Not relying alone on the theater setting, which itself combines a stark industrial framework with faded Jugendstil flair, the lighting set atmospheric warm tones — golden and red — against crisp blues, and different visual installations were curated for each set. Brigitte Prinzgau and Wolfgang Podgorschek built an otherworldly spool of colorful thread for the first section, held between what looked like large, distended blown glass baubles. It rotated slowly throughout work, the threaded spools changing shape slowly over time. Peter Koger’s installation involved a reflective mirror in the shape of a piano lid, reflecting the inner workings of the instrument outward as well as projected images and interior lighting. Volume IV was framed by an installation simply titled “Schwarz” (black), and backed the musicians with a satiny, billowing curtain, which seemed even darker when the occasional hints of cosmic light peeked through.

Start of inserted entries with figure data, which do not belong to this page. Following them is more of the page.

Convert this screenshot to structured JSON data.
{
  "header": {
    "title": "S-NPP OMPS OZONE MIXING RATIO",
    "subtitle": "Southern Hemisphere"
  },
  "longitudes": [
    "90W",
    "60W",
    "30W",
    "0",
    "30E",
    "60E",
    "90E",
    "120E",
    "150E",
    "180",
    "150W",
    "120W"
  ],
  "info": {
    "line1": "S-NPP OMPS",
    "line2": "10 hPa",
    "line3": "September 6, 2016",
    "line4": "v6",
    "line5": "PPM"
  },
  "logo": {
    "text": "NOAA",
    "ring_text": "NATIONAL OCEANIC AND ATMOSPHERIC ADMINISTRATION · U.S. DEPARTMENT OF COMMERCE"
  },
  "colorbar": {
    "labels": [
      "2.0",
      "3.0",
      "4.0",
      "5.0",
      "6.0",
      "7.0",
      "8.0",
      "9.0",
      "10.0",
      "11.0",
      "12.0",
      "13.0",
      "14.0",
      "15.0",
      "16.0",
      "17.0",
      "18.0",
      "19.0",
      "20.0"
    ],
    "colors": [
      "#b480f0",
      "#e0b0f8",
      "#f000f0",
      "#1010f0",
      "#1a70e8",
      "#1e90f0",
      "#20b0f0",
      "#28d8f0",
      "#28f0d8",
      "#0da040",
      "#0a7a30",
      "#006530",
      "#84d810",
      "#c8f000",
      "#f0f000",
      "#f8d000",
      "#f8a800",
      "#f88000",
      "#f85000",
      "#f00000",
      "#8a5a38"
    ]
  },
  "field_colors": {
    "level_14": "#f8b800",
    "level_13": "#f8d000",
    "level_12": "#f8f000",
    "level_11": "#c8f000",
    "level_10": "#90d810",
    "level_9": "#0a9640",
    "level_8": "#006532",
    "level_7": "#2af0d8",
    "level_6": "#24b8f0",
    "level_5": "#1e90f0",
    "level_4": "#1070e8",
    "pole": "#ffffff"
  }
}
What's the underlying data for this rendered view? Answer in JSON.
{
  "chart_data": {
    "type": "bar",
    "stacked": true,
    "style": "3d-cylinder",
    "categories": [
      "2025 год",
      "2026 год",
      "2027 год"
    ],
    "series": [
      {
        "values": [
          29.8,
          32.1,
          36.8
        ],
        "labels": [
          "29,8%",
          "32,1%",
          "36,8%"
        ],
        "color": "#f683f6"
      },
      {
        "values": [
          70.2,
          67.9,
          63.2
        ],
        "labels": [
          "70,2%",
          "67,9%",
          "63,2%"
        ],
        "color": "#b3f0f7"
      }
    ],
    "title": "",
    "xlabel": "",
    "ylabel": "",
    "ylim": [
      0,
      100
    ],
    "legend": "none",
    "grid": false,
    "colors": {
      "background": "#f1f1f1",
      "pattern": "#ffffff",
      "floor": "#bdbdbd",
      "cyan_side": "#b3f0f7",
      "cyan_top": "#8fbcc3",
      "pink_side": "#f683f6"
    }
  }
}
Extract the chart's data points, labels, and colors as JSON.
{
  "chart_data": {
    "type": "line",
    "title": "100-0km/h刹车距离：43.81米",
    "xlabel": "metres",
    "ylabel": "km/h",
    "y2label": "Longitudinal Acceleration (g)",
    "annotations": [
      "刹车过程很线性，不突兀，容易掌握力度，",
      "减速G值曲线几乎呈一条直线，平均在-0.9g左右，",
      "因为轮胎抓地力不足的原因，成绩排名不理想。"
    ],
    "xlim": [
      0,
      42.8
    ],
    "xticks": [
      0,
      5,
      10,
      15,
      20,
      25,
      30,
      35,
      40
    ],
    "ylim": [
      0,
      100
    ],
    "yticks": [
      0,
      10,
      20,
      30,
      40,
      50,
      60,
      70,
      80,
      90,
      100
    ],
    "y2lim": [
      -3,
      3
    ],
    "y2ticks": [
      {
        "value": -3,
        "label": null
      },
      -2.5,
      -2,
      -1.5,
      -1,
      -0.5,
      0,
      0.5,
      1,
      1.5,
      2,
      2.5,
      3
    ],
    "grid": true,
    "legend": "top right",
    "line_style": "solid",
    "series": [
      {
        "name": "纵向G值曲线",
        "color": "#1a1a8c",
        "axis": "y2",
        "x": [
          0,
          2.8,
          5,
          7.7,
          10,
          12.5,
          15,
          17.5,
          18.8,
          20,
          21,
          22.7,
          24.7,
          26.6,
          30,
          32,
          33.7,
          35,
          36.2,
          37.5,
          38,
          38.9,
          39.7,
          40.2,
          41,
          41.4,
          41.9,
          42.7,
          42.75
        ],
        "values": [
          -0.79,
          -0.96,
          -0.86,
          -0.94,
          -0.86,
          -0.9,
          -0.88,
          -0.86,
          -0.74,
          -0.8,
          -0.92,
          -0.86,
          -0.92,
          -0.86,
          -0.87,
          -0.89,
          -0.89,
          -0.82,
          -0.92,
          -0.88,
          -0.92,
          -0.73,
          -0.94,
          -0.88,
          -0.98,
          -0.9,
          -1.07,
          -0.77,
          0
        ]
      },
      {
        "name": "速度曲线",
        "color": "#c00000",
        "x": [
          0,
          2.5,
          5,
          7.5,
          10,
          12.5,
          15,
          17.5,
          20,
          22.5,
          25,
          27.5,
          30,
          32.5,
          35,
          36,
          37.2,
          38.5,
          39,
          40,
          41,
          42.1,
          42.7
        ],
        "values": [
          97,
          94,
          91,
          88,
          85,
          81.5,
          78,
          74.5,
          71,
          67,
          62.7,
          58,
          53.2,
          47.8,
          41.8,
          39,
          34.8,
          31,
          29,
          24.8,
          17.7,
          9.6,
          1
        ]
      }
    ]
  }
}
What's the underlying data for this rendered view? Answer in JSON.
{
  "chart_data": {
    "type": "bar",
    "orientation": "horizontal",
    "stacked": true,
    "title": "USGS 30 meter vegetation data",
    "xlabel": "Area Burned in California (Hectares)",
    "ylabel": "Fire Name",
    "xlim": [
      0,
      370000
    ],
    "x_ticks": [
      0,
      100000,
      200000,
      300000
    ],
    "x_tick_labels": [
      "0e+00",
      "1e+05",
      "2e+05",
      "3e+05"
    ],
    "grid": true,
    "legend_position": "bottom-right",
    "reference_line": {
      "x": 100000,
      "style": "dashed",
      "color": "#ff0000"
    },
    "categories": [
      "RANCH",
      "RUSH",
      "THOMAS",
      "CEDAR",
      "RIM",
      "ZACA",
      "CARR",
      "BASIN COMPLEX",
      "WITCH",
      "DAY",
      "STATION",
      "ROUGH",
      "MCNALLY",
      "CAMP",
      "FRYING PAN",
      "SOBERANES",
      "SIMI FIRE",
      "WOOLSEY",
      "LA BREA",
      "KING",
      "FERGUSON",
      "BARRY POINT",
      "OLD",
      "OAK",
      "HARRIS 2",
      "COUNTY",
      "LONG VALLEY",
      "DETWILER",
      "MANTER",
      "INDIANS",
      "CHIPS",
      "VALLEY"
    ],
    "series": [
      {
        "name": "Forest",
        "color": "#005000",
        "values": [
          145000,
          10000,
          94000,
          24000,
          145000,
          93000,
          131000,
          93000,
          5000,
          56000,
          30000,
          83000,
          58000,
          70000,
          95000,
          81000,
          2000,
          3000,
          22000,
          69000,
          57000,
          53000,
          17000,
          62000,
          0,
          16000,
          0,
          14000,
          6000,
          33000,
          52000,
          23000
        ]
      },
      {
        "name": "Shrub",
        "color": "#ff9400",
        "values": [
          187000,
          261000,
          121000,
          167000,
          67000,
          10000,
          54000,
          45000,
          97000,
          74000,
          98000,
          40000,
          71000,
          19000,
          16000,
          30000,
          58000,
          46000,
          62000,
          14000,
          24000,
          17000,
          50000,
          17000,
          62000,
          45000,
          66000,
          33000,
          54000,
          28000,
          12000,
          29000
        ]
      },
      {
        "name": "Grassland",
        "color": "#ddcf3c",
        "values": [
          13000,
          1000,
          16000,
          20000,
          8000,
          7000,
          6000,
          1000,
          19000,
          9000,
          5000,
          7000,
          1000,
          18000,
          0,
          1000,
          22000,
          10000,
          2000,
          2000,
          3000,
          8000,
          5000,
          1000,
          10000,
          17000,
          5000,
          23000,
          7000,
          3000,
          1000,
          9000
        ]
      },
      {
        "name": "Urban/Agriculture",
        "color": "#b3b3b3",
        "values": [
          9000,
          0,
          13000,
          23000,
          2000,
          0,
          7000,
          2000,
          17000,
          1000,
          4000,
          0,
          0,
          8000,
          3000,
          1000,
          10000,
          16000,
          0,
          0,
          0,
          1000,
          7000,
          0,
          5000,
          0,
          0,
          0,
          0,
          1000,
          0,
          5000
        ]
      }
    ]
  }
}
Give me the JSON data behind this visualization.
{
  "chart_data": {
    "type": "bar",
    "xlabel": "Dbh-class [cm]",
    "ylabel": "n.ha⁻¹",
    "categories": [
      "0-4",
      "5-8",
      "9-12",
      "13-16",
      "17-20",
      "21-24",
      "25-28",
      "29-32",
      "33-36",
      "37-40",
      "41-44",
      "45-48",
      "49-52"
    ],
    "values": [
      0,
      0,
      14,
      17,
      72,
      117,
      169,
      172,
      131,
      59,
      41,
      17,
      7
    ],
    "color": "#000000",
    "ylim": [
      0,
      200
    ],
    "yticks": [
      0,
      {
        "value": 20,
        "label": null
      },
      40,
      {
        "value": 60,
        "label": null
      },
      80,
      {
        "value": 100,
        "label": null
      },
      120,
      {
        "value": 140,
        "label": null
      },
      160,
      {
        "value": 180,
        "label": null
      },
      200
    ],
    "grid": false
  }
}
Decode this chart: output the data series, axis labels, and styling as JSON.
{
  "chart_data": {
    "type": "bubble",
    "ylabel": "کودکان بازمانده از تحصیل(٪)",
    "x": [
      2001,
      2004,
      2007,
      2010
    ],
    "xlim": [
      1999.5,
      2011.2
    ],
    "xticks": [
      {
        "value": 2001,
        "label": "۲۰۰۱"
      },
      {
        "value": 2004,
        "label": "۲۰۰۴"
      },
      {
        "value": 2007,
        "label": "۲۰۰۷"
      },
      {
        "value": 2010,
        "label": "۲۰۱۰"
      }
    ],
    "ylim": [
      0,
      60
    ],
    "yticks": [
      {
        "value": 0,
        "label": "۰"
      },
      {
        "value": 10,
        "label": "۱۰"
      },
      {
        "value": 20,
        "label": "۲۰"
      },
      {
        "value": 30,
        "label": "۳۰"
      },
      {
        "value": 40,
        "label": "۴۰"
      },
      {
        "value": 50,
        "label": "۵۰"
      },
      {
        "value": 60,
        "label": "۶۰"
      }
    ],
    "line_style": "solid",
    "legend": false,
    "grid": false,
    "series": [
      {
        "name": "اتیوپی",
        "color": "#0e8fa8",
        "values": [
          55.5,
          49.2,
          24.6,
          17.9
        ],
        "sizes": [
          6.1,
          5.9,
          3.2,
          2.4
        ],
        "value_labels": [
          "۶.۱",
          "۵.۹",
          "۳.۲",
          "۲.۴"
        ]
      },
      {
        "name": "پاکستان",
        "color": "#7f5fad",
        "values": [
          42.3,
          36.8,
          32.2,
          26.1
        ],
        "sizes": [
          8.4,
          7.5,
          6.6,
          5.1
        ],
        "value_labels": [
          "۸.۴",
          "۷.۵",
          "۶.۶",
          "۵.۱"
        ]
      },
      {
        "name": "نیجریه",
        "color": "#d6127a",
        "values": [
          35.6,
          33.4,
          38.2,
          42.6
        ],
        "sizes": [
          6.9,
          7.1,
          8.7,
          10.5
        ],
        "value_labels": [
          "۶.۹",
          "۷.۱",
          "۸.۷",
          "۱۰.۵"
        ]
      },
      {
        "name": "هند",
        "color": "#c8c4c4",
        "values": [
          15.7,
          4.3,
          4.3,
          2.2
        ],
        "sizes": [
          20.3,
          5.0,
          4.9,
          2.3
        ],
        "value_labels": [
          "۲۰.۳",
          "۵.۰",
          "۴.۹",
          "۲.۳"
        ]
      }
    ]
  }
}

If I had a bone to pick it would be Volume III. Because the pianists are joined by a veritable fleet of instruments (played masterfully by percussionists Igor Gross and Emanuel Lipus) which require extensive set-up time, the decision was made to place it in a separate, smaller room. Half the audience was ushered there while the others were herded to the foyer for a drink by astronauts wielding colorful landing sticks, a witty move. Barbis Ruder’s Mundstücke v3 took the front stage, which involved three figures in black who performed various jaw manipulations. Jaws were massaged, distended, held and then a series of elaborate objects were attached to plates inserted within them. These were paraded slowly, like an exotic alien religious ritual. Despite my penchant for a good moonboot, this did put the music in the background, and I am at a loss to how the concept connected to Crumb’s work. That, in combination with my fear of developing permanent tinnitus thanks to more sound in a smaller hall, made me admittedly grumpy.

This should, however, in no way should discourage anyone from grabbing their earplugs and joining in the fun. I cannot imagine a more rewarding way to experience Crumb’s masterpiece in one fell swoop, and recommend it highly to both hard core new music aficionados and the contemporary-music curious who find themselves in Vienna this month.